Basically, they’re great for crowd control, when you don’t need to worry about them being shot. They loom. They’re good public relations, they’re able to go anywhere, and they’re intelligent. They can act independently, and more importantly, they let the cop riding them act independently. The horse can do the driving, and the cop can watch the people. And there is a huge difference between being on a bike and being on a horse, for purposes of social interaction. Height alone, and the fact that a cop on a bike looks silly.

:confused: A horse is more intelligent than a car – the fly that bites a horse’s rump is more intelligent than a car – but I thought horses were actually rather stupid as domesticated animals go. Was I wrong?

It’s hard to say. How do you define “intelligence” in a horse. Certainly some of the things they do can seem stupid to a human. I can trot by a trash can innumerable times to the right, only to have my horse spook to high heaven the first time we pass it to the left. Seems pretty silly until you realize that horses have eyes on either side of their head (unlike the forward facing eyes of humans) and what they see out of one eye may seem very different out of the other one. In fact, the whole spooking/running away thing can make them seem stupid to us. How stupid do you have to be to spook because of a piece of paper blowing by? However, as prey animals, it’s what they should do. They don’t have to hunt or scrounge for food, it’s pretty much there for the most part. So curiousity and bravery isn’t rewarded so much as “run away from anything you don’t understand” is.
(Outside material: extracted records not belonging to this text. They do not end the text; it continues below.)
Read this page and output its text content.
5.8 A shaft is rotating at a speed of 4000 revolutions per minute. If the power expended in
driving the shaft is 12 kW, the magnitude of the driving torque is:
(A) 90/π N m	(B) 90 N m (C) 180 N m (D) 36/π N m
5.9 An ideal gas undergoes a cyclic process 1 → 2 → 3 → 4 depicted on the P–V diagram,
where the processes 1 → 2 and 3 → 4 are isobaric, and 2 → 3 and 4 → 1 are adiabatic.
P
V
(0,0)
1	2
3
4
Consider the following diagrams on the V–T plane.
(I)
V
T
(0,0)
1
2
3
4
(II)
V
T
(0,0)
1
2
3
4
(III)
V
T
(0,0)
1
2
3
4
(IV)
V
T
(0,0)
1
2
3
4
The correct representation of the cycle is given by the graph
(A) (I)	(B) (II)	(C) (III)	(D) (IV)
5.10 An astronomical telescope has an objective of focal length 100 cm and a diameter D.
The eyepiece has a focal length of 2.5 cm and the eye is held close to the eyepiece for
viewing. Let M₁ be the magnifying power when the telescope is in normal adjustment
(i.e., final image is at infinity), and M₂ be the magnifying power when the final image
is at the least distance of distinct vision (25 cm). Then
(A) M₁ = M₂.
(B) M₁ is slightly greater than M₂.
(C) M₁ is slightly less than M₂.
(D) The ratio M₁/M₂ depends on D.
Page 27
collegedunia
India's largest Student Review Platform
On in the intelligence side, they have very long memories and are extremely trainable. We couldn’t use them like we do otherwise.

Using their intelligence comes into play in situations like going down a hill on tricky footing. With a bike, you’d have to pick your own path and decide exactly where you go. With a horse, you can let him have his head and pick out where to put his feet. In that case, you only have to give directions to the horse if he stops moving forward or gets too far off the track. I imagine it would be similar in a crowd control situation where there’s lot of debris on the ground. The rider would just direct the horse forward and let the horse choose how to avoid the debris. Not so with a bike where you’d have to steer around it.